しかし、持ってるでしょ?と言われても……。
持ってるはずはないが、一応学ランやズボンを漁ってみる。
いや、しつこいようだが、そんな謎のカードなんて持ってるわけが……。
「……あった」
何故に?
こんなカード、所有していた記憶なんて無いぞ?
いくら首を捻って考えてもまったくわからない。
てか、ステータスカード以外の物が無いんだけど、オレのスマホン様やゲーム機の皆さんは何処へ?
「……ねぇ、もしかしてキミって記憶喪失なの?」
ステータスカードを見たときの反応が変だったのだろう。
スピカは深刻そうにオレを見ている。
「んーもしかしたらそうなのかもな」
騙すようで悪いが、今はそう認識してもらった方がいい。
「でも、その割りには平然としてるよね?記憶が無いって怖くなったりしないの?」
「記憶が無いからこそ怖くないんじゃないか?状況がイマイチ理解出来てないからな」
「そうなんだ……でも、このままってわけにはいかないし、とりあえずステータスカードを確認してみたらどうかな?」
……なんだろ、何かデジャブった。
最近、似たようなセリフを聞いたような……。
「どうしたの?」
スピカの顔をジッと見つめていると、彼女はキョトンとした顔をした。
「なんでもない」
それだけ言って、言われた通りステータスカードを見る。
名前からしてオレのステータスでも書いてあるのか?
そう思いながらカードを見ると……。
[ シュウヤ・ホシミズ ]
LV. 1
Class:召喚士
HP:100/100
MP:200/200
ATK:35
DEF:25
MAT:40
MDE:25
STR:30
VIT:15
SPD:40
保有スキル
・強化召喚 LV. 1
・武装召喚 LV. 1
・制限解除 LV. 1
・魔力回復+ LV. 1
・経験値+ LV. 1
・魔力消費軽減 LV. 1
・幸運補正 LV. 1
・器用度補正 LV. 1
Oh...何のゲームだ、コレは?
気まぐれにこの話の用語解説をしてみたいと思います。
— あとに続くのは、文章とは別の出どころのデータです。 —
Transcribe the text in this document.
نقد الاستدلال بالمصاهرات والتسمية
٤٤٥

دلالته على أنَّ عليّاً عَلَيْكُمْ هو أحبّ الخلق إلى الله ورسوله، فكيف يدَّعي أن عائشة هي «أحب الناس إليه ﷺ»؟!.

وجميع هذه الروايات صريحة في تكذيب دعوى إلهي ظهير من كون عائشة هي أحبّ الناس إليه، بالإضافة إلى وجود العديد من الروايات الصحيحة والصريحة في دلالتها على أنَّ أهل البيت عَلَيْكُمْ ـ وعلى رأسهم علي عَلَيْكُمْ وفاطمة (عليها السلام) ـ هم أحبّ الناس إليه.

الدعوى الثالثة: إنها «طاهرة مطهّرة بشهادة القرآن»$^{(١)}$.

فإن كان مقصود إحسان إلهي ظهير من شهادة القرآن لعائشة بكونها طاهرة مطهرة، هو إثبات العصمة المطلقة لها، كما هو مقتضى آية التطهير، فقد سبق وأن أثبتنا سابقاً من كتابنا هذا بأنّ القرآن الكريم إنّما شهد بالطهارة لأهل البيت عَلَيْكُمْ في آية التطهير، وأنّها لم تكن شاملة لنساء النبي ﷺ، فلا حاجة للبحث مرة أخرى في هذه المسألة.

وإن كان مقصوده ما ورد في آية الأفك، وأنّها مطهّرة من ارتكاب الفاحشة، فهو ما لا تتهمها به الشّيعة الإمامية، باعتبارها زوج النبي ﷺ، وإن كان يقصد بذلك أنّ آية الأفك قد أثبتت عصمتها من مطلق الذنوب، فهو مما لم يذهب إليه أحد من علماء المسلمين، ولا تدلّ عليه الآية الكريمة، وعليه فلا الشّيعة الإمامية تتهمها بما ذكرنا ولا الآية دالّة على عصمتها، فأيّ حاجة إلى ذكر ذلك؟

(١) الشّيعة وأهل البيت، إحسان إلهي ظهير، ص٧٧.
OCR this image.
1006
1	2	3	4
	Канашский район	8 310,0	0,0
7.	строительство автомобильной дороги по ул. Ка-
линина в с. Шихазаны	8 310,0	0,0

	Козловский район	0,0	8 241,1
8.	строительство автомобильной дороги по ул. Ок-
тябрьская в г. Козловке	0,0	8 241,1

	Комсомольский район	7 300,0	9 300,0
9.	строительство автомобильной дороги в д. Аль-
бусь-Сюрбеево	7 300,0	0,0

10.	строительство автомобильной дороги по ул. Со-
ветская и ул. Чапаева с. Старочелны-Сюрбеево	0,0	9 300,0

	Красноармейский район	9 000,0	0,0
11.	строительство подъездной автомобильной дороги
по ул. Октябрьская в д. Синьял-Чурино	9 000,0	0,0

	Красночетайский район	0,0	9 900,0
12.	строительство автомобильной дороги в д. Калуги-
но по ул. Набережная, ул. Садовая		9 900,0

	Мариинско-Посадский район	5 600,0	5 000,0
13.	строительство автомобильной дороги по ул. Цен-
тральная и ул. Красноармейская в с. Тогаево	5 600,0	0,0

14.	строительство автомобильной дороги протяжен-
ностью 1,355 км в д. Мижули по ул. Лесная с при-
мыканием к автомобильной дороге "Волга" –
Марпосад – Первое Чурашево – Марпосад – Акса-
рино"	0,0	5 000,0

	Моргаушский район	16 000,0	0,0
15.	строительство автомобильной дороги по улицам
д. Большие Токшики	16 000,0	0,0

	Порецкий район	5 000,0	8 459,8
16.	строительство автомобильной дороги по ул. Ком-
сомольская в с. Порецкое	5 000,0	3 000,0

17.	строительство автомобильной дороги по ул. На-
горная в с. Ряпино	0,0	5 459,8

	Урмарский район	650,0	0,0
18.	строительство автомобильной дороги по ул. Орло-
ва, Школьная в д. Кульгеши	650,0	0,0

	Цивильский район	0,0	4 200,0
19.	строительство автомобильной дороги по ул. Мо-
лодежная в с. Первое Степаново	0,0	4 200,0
毎回書くつもりだけど数は適当。意味☆不明なこともあるかもしれないけど、気にしない気にしない。
・ステータスカード
名前の通りである。この小説内の世界では、生まれた時に貰うものなので、基本的に持ってることが当たり前。
・LV
ゲームと同じく、魔物を倒すと上がる。他に、レアな食材で作った料理を食べても、ホンの少しだが、経験値が入り上がることがある。でも、基本は魔物を倒さないと上がらない。
・Class
天職。とはいえ、別に強制ではなく、その職に着くと補正が掛かる程度のもの。